Note: I recommend that you first check out this resource in order to get the most out of this lesson!
In high school I took several drafting classes and, for a while, I had hoped to become an architect. With respect to planning instruction and teaching, I feel that I can still live out the detailed approach to building something intricate and complex even though the product is a lesson rather than a certain "built environment."
This lesson-planning template is a comprehensive overview of how I approach lesson planning. It includes the "Big Three" aspects of the NGSS standards: Disciplinary Core Ideas, Crosscutting Concepts, and Science Practices. Of course, there are many other worthy learning goals, skills, instructional strategies, and assessments that can be integrated into a class session. I don't feel compelled to check every box but, rather, use it as a guide to consider various options and tailor the lesson in light of these.
With regard to this particular lesson, students will investigate the effect of a chosen environmental factor (e.g. temperature, percent glucose solution, etc.) on the population size of yeast. In doing so, students will begin to understand the relationship between organisms and their environment and ways to create a simple model of a complex system and devise a method for measuring population changes therein.
I hope you get some value from my work!
As students anticipate the outcome of their experiments I like to delve into the predictions that each team has made. Additionally, I reinforce that they are counting not the total number of bubbles in the test tube rather the bubbles that are emanating from the tip of the inverted pipet (the direct product of yeast inside the bulb-end of the pipet).

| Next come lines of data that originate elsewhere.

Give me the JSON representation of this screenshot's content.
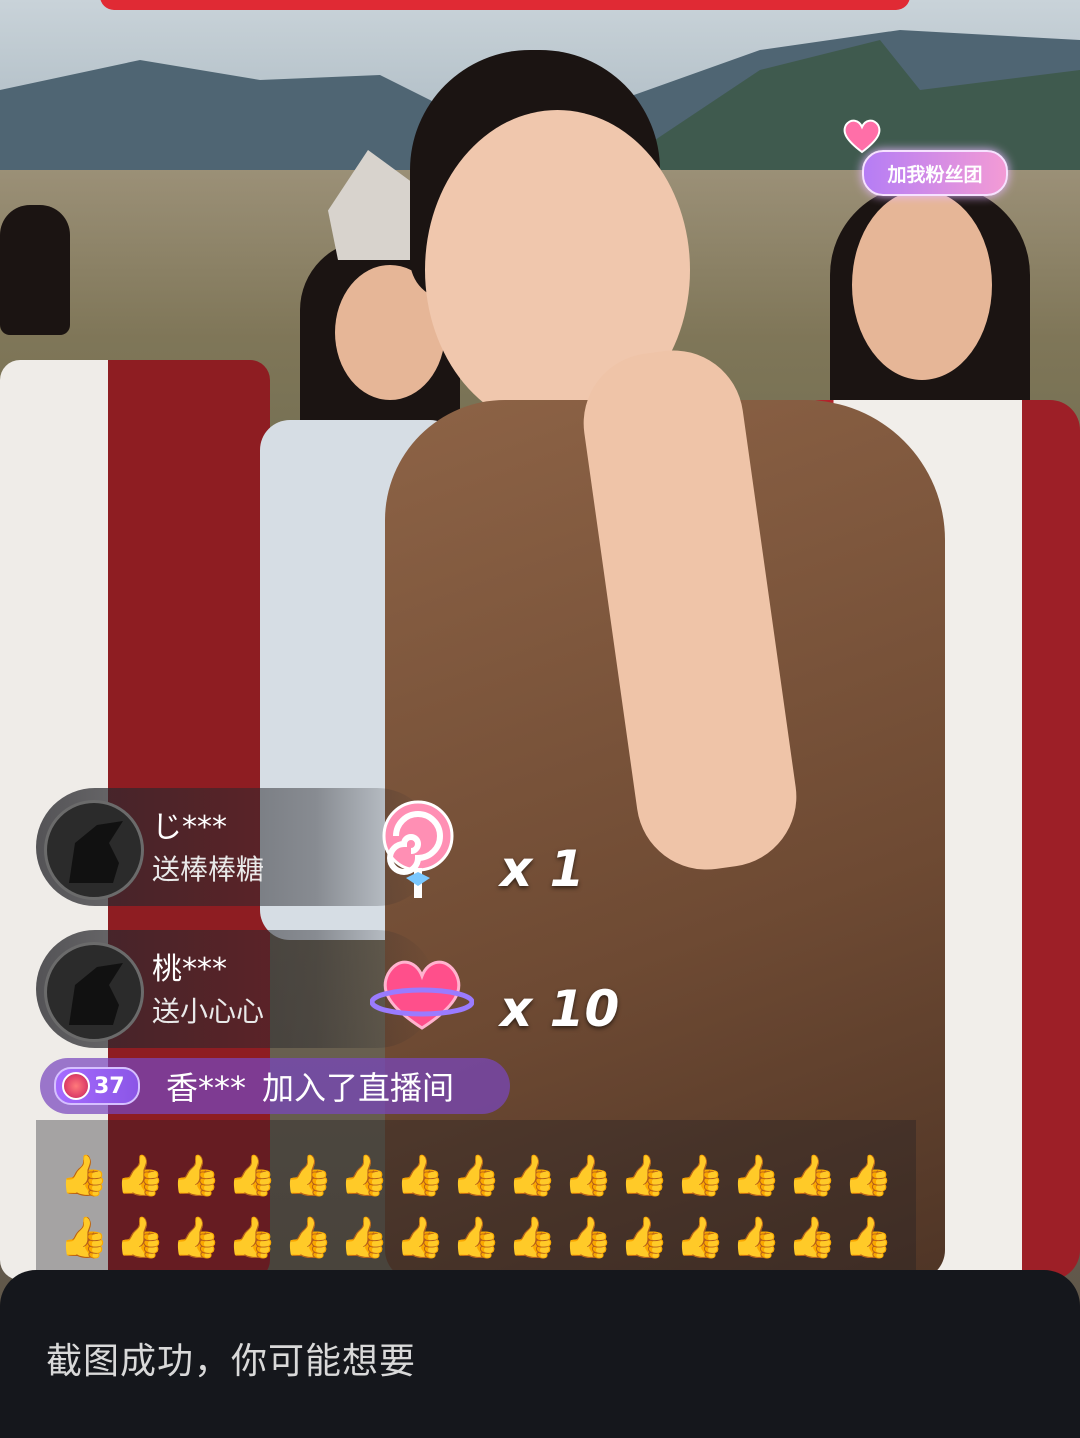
{
  "gifts": [
    {
      "user": "じ***",
      "action": "送棒棒糖",
      "gift_icon": "lollipop-icon",
      "count": "x 1"
    },
    {
      "user": "桃***",
      "action": "送小心心",
      "gift_icon": "heart-planet-icon",
      "count": "x 10"
    }
  ],
  "join_message": {
    "level": "37",
    "user": "香***",
    "text": "加入了直播间"
  },
  "fan_group_badge": "加我粉丝团",
  "reactions": {
    "icon": "thumbs-up-icon",
    "glyph": "👍",
    "per_row": 15,
    "rows": 2
  },
  "toast": {
    "text": "截图成功，你可能想要"
  },
  "colors": {
    "join_bg": "#7846be",
    "toast_bg": "#15171c",
    "banner": "#e02a34"
  }
}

Quite commonly students make the mistake of counting every single bubble clinging to the inside surface of the test tube which could have been produced by the yeast but it cannot be directly confirmed by eye witness account (specifically during the observational period). I also like to brainstorm possible sources of error that students ought to be aware of avoiding such as bumping or moving the test tubes while counting bubbles, not having multiple sets of eyes on the test tube, etc.
Teacher note: Use this PPT as a guideline to lead students through these phases of the lab: background context, experimental design, and execution. As you discuss each slide of the PPT, have the students complete their lab handout.
DAY #3 Activities 1: Student teams are typically excited to see the outcome of their experiment after the 24-hour waiting period. Today is when they are to measure the effect of their manipulated (independent) variable in the form of the responding (dependent) variable. Essentially students will count the number of carbon dioxide bubbles that are produced by the yeast in a set period of time. If the time period is too short or too long, students may not see the proper effect of cell respiration by the yeast or they may get bored by counting bubbles excessively. I typically set a time period of 10 minutes. Students are to then enter the data into their data table, produce a bar graph and write the conclusion section of their lab report.
DAY #3 Activities 2. After all lab teams successfully completed the lab investigation, we gathered as a class and did a round-robin discussion of the various manipulated variables that were chosen, the reasons behind these selections and what information they discovered. Teams that pursued the same factors combined data. Next, we discussed the relationships between the MV (IV) and RV (DV) and I pressed students to argue the effect of their chosen factor by citing supporting evidence from their lab.
Note1: Of course you may choose to extend this lab to a fourth or fifth day is you choose to so to observe a longer time period (per your discretion).
Finally, students ought to complete the (L) column of the KWL chart that was begun on Day #1.
Samples of student responses:
1. Yeast cells perform cellular respiration when activated.
2. NOS is not very good for yeast!
3. Not only did the lemonade become a positive addition to the yeast mixture, it also aided its growth, rather than harming it.
4. On the first day of our lab we had 4 bubbles in the experimental group and then over days 2 and 3 there were no bubbles in the experimental group concluding that the yeast had died due to the amount of caffeine.